Yes thats what we got.

Lets check out how many elite universities we got. We can again use the describe() function. But since elite is not a numerical method, therefore we can't use directly the describe() method. elite is a category variable. Therefore we will have to use groupby() method first and then apply count() method. lets see how it works.

In [35]:
df.groupby('elite')['University'].count()
Out[35]:
elite
False    699
True      78
Name: University, dtype: int64

How to Use Searborn Plots to Analyze the CSV data

Lets see now how can we use plot to analyze the data. As we saw above seaborn is a great utility to plot data.

Lets do historgram plot for the query df.groupby('elite')['University'].count()

In [49]:
import matplotlib.pyplot as plt
sns.countplot(df['elite'],hue=df['elite'])
plt.show()

As we see above, historgram is showing us True and False count for the column elite

Lets do a scattorplot matrix using seaborn

In [52]:
sns.pairplot(df)

I got following error

TypeError: numpy boolean subtract, the - operator, is deprecated, use the bitwise_xor, the ^ operator, or the logical_xor function instead.

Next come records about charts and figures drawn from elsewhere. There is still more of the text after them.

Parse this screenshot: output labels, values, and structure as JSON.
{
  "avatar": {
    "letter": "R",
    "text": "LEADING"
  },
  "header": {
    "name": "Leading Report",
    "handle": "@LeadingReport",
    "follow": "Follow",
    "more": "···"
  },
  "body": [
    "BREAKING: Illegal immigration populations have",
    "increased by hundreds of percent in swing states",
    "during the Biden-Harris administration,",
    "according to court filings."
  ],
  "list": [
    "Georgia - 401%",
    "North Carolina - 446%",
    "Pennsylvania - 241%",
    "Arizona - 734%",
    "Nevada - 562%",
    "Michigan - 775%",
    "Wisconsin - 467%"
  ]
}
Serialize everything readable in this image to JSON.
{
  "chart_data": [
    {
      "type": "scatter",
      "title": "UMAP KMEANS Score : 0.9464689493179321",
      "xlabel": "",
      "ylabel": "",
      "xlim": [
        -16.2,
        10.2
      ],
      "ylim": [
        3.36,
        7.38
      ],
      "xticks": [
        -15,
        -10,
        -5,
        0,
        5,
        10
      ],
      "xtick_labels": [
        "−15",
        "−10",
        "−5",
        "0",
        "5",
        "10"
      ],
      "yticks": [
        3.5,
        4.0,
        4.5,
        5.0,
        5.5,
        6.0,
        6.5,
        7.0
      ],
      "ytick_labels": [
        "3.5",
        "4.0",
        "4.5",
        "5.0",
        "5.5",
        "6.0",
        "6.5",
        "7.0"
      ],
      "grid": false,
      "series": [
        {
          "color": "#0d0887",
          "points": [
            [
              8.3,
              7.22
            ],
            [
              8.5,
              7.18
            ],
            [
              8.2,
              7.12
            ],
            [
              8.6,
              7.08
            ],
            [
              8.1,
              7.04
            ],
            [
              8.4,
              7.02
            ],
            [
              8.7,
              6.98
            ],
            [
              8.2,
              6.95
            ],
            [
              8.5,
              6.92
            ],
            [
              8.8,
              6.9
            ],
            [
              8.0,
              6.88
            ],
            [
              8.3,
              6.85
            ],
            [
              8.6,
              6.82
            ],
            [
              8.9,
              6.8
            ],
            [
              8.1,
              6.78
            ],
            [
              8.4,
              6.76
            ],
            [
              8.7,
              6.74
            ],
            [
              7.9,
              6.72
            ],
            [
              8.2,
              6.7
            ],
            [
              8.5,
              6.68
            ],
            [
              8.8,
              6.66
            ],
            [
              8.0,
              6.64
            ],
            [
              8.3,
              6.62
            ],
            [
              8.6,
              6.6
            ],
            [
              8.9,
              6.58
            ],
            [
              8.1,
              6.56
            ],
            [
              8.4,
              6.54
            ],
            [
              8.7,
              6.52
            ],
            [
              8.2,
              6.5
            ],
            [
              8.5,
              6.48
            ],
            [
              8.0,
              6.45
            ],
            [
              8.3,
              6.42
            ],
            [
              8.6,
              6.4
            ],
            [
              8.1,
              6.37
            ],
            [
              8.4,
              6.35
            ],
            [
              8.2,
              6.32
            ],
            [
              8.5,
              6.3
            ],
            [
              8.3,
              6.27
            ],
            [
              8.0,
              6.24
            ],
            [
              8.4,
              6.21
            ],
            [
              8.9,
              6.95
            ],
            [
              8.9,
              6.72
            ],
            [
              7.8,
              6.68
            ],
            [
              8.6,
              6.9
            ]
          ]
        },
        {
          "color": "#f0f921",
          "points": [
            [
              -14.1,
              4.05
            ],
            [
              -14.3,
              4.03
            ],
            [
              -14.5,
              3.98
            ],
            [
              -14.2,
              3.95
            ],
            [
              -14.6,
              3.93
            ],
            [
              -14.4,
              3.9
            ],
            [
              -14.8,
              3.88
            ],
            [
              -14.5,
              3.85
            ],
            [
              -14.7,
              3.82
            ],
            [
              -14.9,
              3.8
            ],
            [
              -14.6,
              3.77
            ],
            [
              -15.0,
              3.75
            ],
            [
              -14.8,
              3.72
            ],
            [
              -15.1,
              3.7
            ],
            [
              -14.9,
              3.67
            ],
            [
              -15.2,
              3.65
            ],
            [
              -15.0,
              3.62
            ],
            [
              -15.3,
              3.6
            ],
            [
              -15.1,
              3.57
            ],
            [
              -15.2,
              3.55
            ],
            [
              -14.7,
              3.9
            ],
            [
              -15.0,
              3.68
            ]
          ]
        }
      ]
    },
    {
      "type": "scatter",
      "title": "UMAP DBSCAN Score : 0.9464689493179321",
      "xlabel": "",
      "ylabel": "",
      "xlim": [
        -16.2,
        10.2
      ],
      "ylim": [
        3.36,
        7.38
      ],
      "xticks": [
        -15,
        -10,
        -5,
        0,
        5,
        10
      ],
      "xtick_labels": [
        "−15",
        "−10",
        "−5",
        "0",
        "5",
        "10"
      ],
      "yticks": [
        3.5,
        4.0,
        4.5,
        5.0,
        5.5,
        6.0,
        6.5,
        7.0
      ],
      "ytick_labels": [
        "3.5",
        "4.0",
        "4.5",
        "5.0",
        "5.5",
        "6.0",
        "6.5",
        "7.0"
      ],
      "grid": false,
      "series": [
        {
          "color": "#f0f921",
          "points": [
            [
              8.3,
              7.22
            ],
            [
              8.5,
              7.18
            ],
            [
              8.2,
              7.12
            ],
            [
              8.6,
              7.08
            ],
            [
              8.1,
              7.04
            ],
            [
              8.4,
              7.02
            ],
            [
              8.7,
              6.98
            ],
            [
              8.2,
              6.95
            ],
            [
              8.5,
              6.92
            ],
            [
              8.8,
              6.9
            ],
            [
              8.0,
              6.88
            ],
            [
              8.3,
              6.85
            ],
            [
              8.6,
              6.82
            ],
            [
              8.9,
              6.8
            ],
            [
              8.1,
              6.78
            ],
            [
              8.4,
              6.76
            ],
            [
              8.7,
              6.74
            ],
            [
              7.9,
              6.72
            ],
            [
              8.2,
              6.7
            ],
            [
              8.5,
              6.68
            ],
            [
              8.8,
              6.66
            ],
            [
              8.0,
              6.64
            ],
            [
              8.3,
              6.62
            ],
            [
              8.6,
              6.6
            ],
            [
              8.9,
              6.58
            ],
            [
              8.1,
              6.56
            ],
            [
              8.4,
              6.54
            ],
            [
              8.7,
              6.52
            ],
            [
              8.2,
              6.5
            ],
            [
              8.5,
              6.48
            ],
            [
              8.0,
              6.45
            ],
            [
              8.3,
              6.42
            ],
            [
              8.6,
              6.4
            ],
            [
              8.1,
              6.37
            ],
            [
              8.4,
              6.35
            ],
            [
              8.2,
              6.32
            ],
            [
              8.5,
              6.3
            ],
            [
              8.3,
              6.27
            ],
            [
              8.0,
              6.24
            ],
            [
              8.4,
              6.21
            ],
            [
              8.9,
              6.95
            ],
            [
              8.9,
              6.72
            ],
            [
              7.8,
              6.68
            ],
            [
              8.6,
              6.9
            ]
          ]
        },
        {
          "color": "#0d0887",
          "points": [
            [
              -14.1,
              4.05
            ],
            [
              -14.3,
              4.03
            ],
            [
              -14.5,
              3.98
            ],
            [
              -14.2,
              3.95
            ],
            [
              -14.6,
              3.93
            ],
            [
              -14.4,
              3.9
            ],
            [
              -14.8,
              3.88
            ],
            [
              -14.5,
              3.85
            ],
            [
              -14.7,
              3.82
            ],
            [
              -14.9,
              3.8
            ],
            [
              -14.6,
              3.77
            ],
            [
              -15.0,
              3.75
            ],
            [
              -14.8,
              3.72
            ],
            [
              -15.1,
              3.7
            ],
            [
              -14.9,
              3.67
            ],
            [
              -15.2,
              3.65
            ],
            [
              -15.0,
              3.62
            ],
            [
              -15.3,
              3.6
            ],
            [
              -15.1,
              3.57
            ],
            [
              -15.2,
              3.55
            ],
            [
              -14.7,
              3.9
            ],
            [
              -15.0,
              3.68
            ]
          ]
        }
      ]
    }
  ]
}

The above error is because we have wrong data type that is the new category variable "elite" we created. Lets exclude that variable and plot it again.

But how would we just exclude one column in Pandas. Lets try following...

In [54]:
df.loc[:, df.columns != 'elite'].head(1)
Out[54]:
University Private Apps Accept Enroll Top10perc Top25perc F_Undergrad P_Undergrad Outstate Room_Board Books Personal PhD Terminal S_F_Ratio perc_alumni Expend Grad_Rate
0 Abilene Christian University Yes 1660 1232 721 23 52 2885 537 7440 3300 450 2200 70 78 18.1 12 7041 60

Ok Lets check we can pass this dataframe to seaborn.

In [56]:
sns.pairplot(df.loc[:, df.columns != 'elite'])

The above command worked, not showing the plot because of the size of the plot, lets just select 2 columns and then plot it.

In [73]:
sns.pairplot(df.loc[:,['Apps','Accept']])
Out[73]:
<seaborn.axisgrid.PairGrid at 0x7f065f53b390>